Magnetic characterization of Mumetal® for passive shielding of stray fields down to the nano-Tesla level

The luminosity of a particle collider is an extremely crucial performance parameter describing its capability of producing interactions in the collision point. However, imperfections in a collider can lead to luminosity loss. Among different imperfections, an important one is stray magnetic fields. For the Compact Linear Collider (CLIC), a collider being considered as one of the main options in Europe after the Large Hadron Collider, simulations showed an unprecedented sensitivity of the machine to fields on the order of 0.1 nT. Hence, such tight constraints require special design considerations to prevent performance loss.
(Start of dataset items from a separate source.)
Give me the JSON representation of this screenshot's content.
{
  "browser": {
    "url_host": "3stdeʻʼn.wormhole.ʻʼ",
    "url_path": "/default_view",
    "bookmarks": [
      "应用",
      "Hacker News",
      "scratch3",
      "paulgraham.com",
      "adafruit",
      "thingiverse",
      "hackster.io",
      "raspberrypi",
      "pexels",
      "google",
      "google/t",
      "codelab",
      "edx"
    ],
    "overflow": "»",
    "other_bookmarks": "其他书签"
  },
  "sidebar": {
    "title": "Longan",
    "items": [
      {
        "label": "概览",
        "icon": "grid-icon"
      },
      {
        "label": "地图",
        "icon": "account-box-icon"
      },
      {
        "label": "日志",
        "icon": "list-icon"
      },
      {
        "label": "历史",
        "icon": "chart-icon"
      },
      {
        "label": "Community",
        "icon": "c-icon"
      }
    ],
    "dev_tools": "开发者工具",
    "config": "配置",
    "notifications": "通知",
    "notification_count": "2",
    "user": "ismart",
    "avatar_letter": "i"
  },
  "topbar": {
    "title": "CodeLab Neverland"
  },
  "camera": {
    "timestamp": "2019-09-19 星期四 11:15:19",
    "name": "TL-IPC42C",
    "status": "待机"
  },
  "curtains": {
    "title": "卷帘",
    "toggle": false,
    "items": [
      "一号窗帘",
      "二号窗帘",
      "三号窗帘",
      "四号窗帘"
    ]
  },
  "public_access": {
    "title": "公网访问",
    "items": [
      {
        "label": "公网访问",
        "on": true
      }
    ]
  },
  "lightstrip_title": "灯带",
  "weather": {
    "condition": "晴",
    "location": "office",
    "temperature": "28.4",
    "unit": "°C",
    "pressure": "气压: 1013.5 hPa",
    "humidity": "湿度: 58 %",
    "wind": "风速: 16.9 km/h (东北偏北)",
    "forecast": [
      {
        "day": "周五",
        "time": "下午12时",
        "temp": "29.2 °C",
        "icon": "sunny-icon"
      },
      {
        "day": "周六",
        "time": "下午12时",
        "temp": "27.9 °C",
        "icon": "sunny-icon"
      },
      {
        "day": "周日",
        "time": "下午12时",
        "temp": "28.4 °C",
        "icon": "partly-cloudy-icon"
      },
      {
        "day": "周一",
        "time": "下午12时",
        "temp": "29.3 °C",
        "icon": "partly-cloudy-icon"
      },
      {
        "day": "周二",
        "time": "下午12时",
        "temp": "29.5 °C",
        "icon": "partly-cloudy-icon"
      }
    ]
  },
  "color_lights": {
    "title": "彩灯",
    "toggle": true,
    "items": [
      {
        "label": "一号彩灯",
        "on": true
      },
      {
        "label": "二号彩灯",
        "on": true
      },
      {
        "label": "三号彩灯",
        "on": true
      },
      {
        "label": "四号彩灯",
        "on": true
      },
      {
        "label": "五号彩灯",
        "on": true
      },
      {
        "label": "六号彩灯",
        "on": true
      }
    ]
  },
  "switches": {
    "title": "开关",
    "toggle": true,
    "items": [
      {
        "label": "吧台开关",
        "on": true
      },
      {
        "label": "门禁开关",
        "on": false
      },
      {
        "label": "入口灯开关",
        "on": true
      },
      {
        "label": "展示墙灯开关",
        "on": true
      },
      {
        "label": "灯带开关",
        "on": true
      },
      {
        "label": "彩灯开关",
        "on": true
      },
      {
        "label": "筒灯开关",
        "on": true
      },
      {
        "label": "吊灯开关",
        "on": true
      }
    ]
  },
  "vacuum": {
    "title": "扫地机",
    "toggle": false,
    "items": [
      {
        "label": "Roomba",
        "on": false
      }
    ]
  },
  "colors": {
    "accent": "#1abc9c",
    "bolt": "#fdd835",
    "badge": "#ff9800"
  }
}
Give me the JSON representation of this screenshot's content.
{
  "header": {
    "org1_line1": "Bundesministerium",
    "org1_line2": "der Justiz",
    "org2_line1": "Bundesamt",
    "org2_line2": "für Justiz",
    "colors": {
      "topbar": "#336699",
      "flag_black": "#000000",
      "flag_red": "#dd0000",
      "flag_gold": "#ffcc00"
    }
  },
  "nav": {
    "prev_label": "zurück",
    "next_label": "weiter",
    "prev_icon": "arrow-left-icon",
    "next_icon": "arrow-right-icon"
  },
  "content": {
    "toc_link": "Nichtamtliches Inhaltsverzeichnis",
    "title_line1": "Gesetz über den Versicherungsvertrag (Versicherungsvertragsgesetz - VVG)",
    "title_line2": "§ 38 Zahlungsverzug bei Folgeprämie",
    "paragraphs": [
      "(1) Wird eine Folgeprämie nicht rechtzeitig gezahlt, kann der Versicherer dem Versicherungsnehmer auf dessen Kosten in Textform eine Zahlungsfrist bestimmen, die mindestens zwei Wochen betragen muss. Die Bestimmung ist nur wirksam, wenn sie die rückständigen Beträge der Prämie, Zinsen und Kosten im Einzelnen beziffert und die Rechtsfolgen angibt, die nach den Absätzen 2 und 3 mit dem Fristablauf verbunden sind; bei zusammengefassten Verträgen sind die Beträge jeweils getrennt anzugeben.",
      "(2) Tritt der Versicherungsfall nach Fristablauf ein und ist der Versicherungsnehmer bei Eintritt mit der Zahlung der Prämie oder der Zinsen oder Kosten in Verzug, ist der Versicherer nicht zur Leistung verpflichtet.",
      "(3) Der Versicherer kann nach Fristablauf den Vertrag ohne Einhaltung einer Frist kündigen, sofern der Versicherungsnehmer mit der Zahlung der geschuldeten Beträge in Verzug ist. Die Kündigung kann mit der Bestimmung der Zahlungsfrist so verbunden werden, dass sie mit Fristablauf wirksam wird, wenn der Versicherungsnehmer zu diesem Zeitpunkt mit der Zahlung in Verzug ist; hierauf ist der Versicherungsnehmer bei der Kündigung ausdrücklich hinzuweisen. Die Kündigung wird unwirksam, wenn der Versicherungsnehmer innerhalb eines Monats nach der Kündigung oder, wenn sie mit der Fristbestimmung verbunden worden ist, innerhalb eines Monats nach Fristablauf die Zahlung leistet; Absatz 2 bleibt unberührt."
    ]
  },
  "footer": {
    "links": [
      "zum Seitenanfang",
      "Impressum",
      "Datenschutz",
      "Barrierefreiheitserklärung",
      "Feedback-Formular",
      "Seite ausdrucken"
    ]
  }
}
Different shielding techniques are available in the literature, typically relying on an active shielding strategy and capable of reducing the magnetic field amplitudes down to the nano-Tesla level. However, measuring fields with such amplitudes is challenging by using state-of-the-art commercially available sensors and therefore, a passive shielding strategy, consisting in enveloping sections of the beamline with a magnetic shield, is a more attractive option. For CLIC, Mumetal®, a Ni–Fe alloy with advertised relative permeability above 100,000, was chosen. In this paper, the DC and AC magnetic characterization of two samples of Mumetal®, one annealed in its final form and the other one non-annealed is presented, showcasing how the annealing results in a boost of the magnetic permeability of more than order of magnitude. As a case study, the shielding performance of a 1-mm thin layer of Mumetal® enveloping CLIC’s beamline is estimated.